Proust est né à Auteuil. Il était fils d'un professeur de la faculté de médecine et d'une femme
cultivée et sensible, issue d'une famille de financiers juifs. À cause des privations endurées par sa
mère, il avait une santé délicate, torturé par l'insomnie et par des crises d'asthme nerveuse, qui
l'empêchaient de se consacrer à une profession. En le condamnant à des périodes de réclusion et
d'isolement, cette maladie favorise sa vocation d'écrivain. Il commence à fréquenter les salons de
la haute bourgeoisie et à publier des vers, des récits et des articles.
Ses débuts se placent sous le signe de la mondanité : un premier volume de récits, Les Plaisirs et
les Jours, en édition illustrée et luxueuse, obtient de succès. Puis il commence à rédiger un roman
de grande envergure qu'il n'achèvera pas, Jean Santeuil, une sorte d'autobiographie : Jean mène
une vie mondaine intense, se bat en faveur de la révision du procès Dreyfus, s'attriste en voyant
vieillir ses parents. L'échec de cet ouvrage conduit l'écrivain à se consacrer pout quatre ans à la
traduction des essais de John Ruskin, spécialiste anglais de l'art médiéval et théoricien de la «
religion de la beauté ».
La mort de ses parents, son père en 1903 et sa mère deux ans plus tard, le fait sombrer dans le
désespoir qui lui conduit à interdire toute activité littéraire. Il renaît lentement et rédige des
articles ou des pastiches, de spirituelles imitations dans le style des grands écrivains. Proust
entreprend, en 1908, un vaste projet romanesque qui deviendra À la recherche du temps perdu,
qui provient de son expérience personnelle, de ses images et de ses souvenirs. L'écrivain y
transpose l'un des épisodes les plus marquants de son existence : son amour pour Alfred
Agostinelli (auquel s'inspire le personnage d'Albertine) chauffeur et secrétaire qui s'éloigne de lui
pour fuir un attachement excessif ; devenu aviateur, il meurt en 1914.
Après plusieurs tentatives qui échouent, Proust parvient à faire publier le premier tome, Du côté
de chez Swann, en 1913. À la lecture du romane, Gide décide de le publier sur sa revue.

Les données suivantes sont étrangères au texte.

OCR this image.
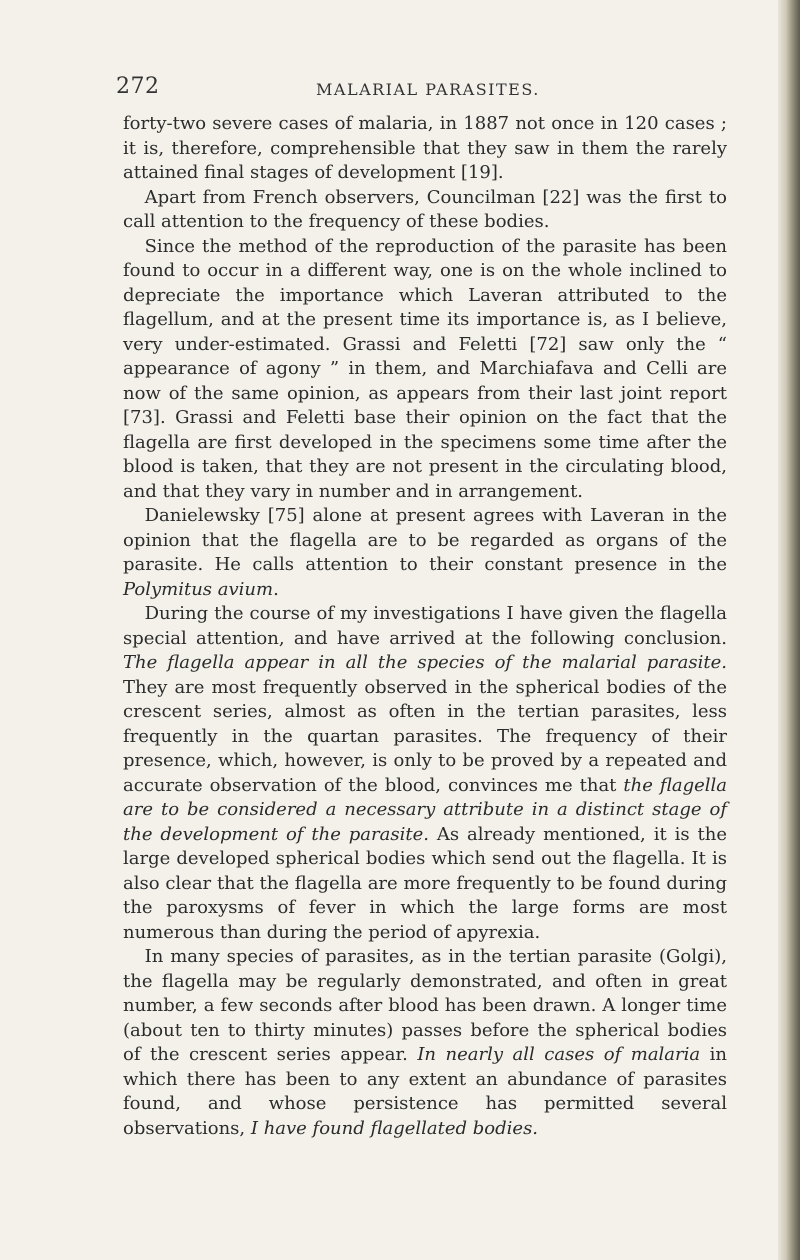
272	MALARIAL PARASITES.

forty-two severe cases of malaria, in 1887 not once in 120 cases ; it is, therefore, comprehensible that they saw in them the rarely attained final stages of development [19].

Apart from French observers, Councilman [22] was the first to call attention to the frequency of these bodies.

Since the method of the reproduction of the parasite has been found to occur in a different way, one is on the whole inclined to depreciate the importance which Laveran attributed to the flagellum, and at the present time its importance is, as I believe, very under-estimated. Grassi and Feletti [72] saw only the “ appearance of agony ” in them, and Marchiafava and Celli are now of the same opinion, as appears from their last joint report [73]. Grassi and Feletti base their opinion on the fact that the flagella are first developed in the specimens some time after the blood is taken, that they are not present in the circulating blood, and that they vary in number and in arrangement.

Danielewsky [75] alone at present agrees with Laveran in the opinion that the flagella are to be regarded as organs of the parasite. He calls attention to their constant presence in the Polymitus avium.

During the course of my investigations I have given the flagella special attention, and have arrived at the following conclusion. The flagella appear in all the species of the malarial parasite. They are most frequently observed in the spherical bodies of the crescent series, almost as often in the tertian parasites, less frequently in the quartan parasites. The frequency of their presence, which, however, is only to be proved by a repeated and accurate observation of the blood, convinces me that the flagella are to be considered a necessary attribute in a distinct stage of the development of the parasite. As already mentioned, it is the large developed spherical bodies which send out the flagella. It is also clear that the flagella are more frequently to be found during the paroxysms of fever in which the large forms are most numerous than during the period of apyrexia.

In many species of parasites, as in the tertian parasite (Golgi), the flagella may be regularly demonstrated, and often in great number, a few seconds after blood has been drawn. A longer time (about ten to thirty minutes) passes before the spherical bodies of the crescent series appear. In nearly all cases of malaria in which there has been to any extent an abundance of parasites found, and whose persistence has permitted several observations, I have found flagellated bodies.
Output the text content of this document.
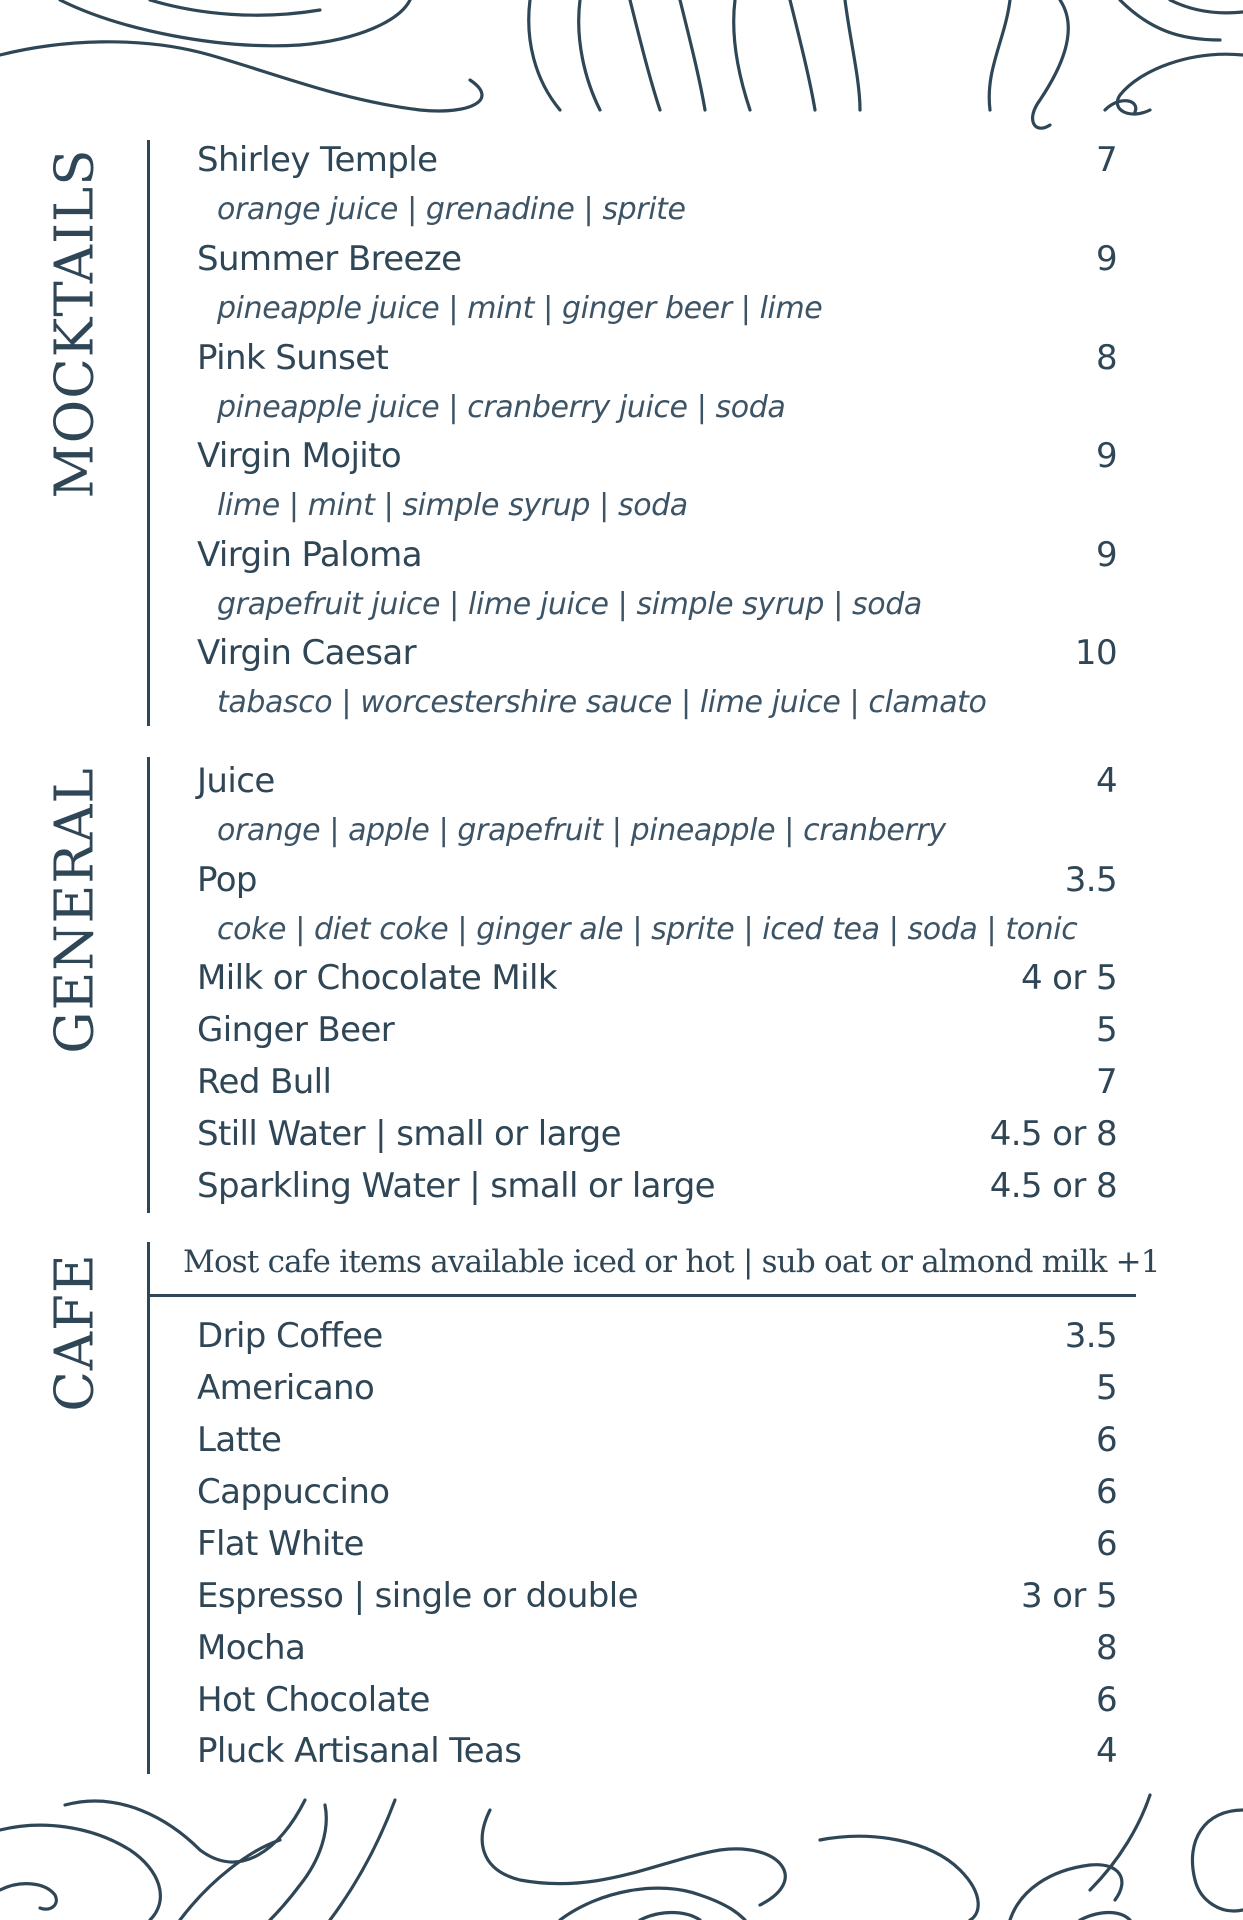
MOCKTAILS	Shirley Temple	7
orange juice | grenadine | sprite
Summer Breeze	9
pineapple juice | mint | ginger beer | lime
Pink Sunset	8
pineapple juice | cranberry juice | soda
Virgin Mojito	9
lime | mint | simple syrup | soda
Virgin Paloma	9
grapefruit juice | lime juice | simple syrup | soda
Virgin Caesar	10
tabasco | worcestershire sauce | lime juice | clamato
GENERAL	Juice	4
orange | apple | grapefruit | pineapple | cranberry
Pop	3.5
coke | diet coke | ginger ale | sprite | iced tea | soda | tonic
Milk or Chocolate Milk	4 or 5
Ginger Beer	5
Red Bull	7
Still Water | small or large	4.5 or 8
Sparkling Water | small or large	4.5 or 8
CAFE Most cafe items available iced or hot | sub oat or almond milk +1
Drip Coffee	3.5
Americano	5
Latte	6
Cappuccino	6
Flat White	6
Espresso | single or double	3 or 5
Mocha	8
Hot Chocolate	6
Pluck Artisanal Teas	4
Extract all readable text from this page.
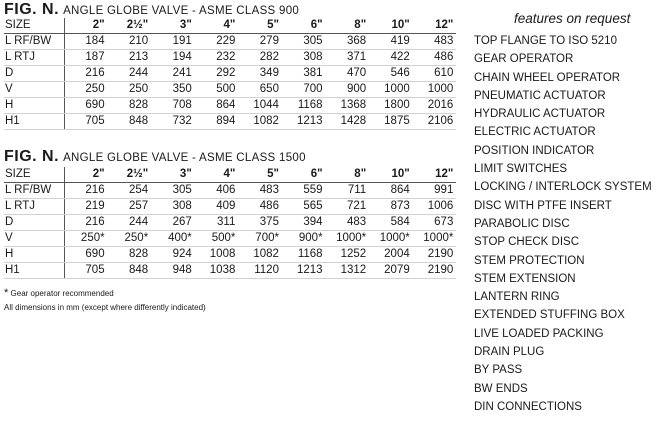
FIG. N. ANGLE GLOBE VALVE - ASME CLASS 900
SIZE	2"	2½"	3"	4"	5"	6"	8"	10"	12"
L RF/BW	184	210	191	229	279	305	368	419	483
L RTJ	187	213	194	232	282	308	371	422	486
D	216	244	241	292	349	381	470	546	610
V	250	250	350	500	650	700	900	1000	1000
H	690	828	708	864	1044	1168	1368	1800	2016
H1	705	848	732	894	1082	1213	1428	1875	2106
FIG. N. ANGLE GLOBE VALVE - ASME CLASS 1500
SIZE	2"	2½"	3"	4"	5"	6"	8"	10"	12"
L RF/BW	216	254	305	406	483	559	711	864	991
L RTJ	219	257	308	409	486	565	721	873	1006
D	216	244	267	311	375	394	483	584	673
V	250*	250*	400*	500*	700*	900*	1000*	1000*	1000*
H	690	828	924	1008	1082	1168	1252	2004	2190
H1	705	848	948	1038	1120	1213	1312	2079	2190
* Gear operator recommended
All dimensions in mm (except where differently indicated)
features on request
TOP FLANGE TO ISO 5210
GEAR OPERATOR
CHAIN WHEEL OPERATOR
PNEUMATIC ACTUATOR
HYDRAULIC ACTUATOR
ELECTRIC ACTUATOR
POSITION INDICATOR
LIMIT SWITCHES
LOCKING / INTERLOCK SYSTEM
DISC WITH PTFE INSERT
PARABOLIC DISC
STOP CHECK DISC
STEM PROTECTION
STEM EXTENSION
LANTERN RING
EXTENDED STUFFING BOX
LIVE LOADED PACKING
DRAIN PLUG
BY PASS
BW ENDS
DIN CONNECTIONS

Avec À l'ombre des jeunes filles en fleurs, il reçoit le prix Goncourt en 1919 et devient célébré dans
le monde entier. Jusqu'à sa mort, il enrichi l’œuvre dont les trois derniers tomes connaîtront une
publication posthume.
À l'origine de la Recherche
À la fin du 1908, il commence la rédaction d'un essai Contre Sainte-Beuve, un critique duquel il
attaque la méthode, qui analysait la littérature en fonction de la biographie des auteurs. Selon
Proust, cette méthode méconnaît ce qu'une fréquentation avec nous-mêmes nous apprend parce
qu'un livre est le produit d'un autre moi, diffèrent de celui qui se manifeste dans les habitudes, la
société, les vices. Cet « autre moi » est le moi profond, que l'on oublie et qui, sous la conscience,
est le gardien du passé personnel. En exposant ses idées sur le moi profond et sur les lois de la
mémoire, l'écrivain perd de vue Sainte-Beuve avec les réflexions qu'il note dans ses cahiers des
épisodes romanesques. C'est ainsi que naît Les Intermittences du cœur, divisé en Le Temps perdu
et Le Temps retrouvé, qui se transformera en sept romans : Du côté de chez Swann (Combray, Un
amour de Swann, Nom de pays) ; À l'ombre des jeunes filles en fleurs (Autour de Mme Swann,
Noms de pays : le pays) ; Le Côté de Guermantes I et II ; Sodome et Gomorrhe I et II ; La
Prisonnière ; Albertine disparue ; Le Temps retrouvé.
Le besoin d'art
Les premiers lecteurs de Proust ont été ébahis par une œuvre sans unité, basée sur
l'impressionnisme d'un narrateur qui reproduit la subjectivité d'un regard. Si les épisodes
semblent s'accumuler sans cohérence et la psychologie des personnages est immuable, l'unité de
l'oeuvre est assurée par le narrateur-voyeur, dont le parcours est suivi jusqu'à la découverte du
"temps retrouvé".
Ce rejet du réalisme objectif repose sur une conception de l'art comme seul moyen capable de
donner une image globale de la vérité. L'art devient fondamental pour rétablir la cohésion entre
ce que le temps et l'espace ont divisé. La Recherche est la reconstruction d'un passé par l'écriture,
grâce à un réseau de signes et de correspondances linguistiques ; l'analogie est d'ailleurs la figure
rhétorique par excellence. En épousant la pensée du narrateur, le lecteur pourra retrouver tous les
fils qui composent l'intrigue et (re)constituer le puzzle de la "vraie vie".